The country faces a similar quandary with respect to the Medicaid expansion. From the Obama administration's perspective, though, a court ruling that limited the Medicaid expansion would mean that they face a significant limitation on their mechanism for covering half of the individuals that the plan means to cover. In this sense, as well, a complete loss in court could potentially be better than a partial loss.
Indeed, from a political perspective, a complete defeat at the hands of the Supreme Court coupled with the reelection of Obama could open the path for the Obama administration to push for a single-payer health system in the second term. That is, after all, the desideratum of many on the left—including a pre-presidential Barack Obama. In fact, Obama admitted in 2008 that a single-payer system was his preferred approach: "I happen to be a proponent of a single-payer universal health-care program….A single-payer health-care plan, a universal health-care plan. And that's what I'd like to see. But as all of you know, we may not get there immediately." Unlike the mandate, and despite all its policy weaknesses—among them unambiguous health-care rationing—a single-payer system would probably not be unconstitutional.
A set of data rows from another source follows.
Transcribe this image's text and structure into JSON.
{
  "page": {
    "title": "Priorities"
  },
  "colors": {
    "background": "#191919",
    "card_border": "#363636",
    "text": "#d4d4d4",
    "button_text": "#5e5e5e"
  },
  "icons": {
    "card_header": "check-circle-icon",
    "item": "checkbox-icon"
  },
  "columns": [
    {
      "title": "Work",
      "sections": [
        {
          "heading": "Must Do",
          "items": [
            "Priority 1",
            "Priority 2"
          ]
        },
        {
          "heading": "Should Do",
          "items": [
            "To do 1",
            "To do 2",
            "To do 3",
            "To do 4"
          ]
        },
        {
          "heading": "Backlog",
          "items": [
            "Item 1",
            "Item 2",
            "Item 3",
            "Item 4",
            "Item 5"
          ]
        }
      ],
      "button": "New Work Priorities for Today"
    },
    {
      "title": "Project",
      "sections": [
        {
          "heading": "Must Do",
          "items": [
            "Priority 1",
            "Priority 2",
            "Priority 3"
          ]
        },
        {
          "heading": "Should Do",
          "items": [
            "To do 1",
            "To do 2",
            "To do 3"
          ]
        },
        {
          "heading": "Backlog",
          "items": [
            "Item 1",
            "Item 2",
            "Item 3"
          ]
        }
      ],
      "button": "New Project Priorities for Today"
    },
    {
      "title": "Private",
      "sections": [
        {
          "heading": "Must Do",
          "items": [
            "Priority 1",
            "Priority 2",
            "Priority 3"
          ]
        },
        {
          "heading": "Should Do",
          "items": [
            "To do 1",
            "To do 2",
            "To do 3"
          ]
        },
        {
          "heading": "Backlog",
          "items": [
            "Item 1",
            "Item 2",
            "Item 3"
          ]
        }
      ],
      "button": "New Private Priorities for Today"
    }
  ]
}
The Supreme Court's fourth option—the punt to 2015—is worth considering as well. For a variety of reasons, there is a real chance that the Supreme Court could aim to avoid political controversy by doing this. In this scenario, both sides would claim some kind of victory. The Obama administration would use the decision to compel resistant states to begin the implementation process. The law's opponents would see an opportunity to fight another day and, if the Republicans take back the White House, a potential for an improved Supreme Court configuration to examine the issues.
What a mess.
It was not always a given that we would reach this pass. Many on the American left scoffed at the notion of a significant legal challenge to the health-care law when the subject was first discussed during the year it took for the law to get through both houses of Congress and make it to the president's desk and after its signing. When former House Speaker Nancy Pelosi was asked about the possibility of a constitutional challenge to the individual mandate, she dismissed it. "Are you serious?" she scoffed, and then repeated herself: "Are you serious?"
It is understandable that those on the left might think that passage of the law would mean the end of the conversation on the subject. Over the past century, bipartisan expansions of the welfare state have tended to be absorbed rather quietly by the body politic. Some expansions, like Medicare, were initially opposed and long postponed but later garnered votes from both Democrats and Republicans, which muted the calls for constitutional consideration. The Obama health law stands in stark contrast to this history of bipartisan compromise. It was passed on a strictly partisan vote; only the opposition was bipartisan, as some Democrats joined the Republicans in standing against it.
As a result of the ideological strong-arming that accompanied the law, the lamb-like acceptance of expanded federal power did not follow, which caught liberal elites and Team Obama by surprise. The Supreme Court now has it within its power to decide whether that partisan power grab was an ideological masterstroke or one of the greatest political and policy mistakes in American history.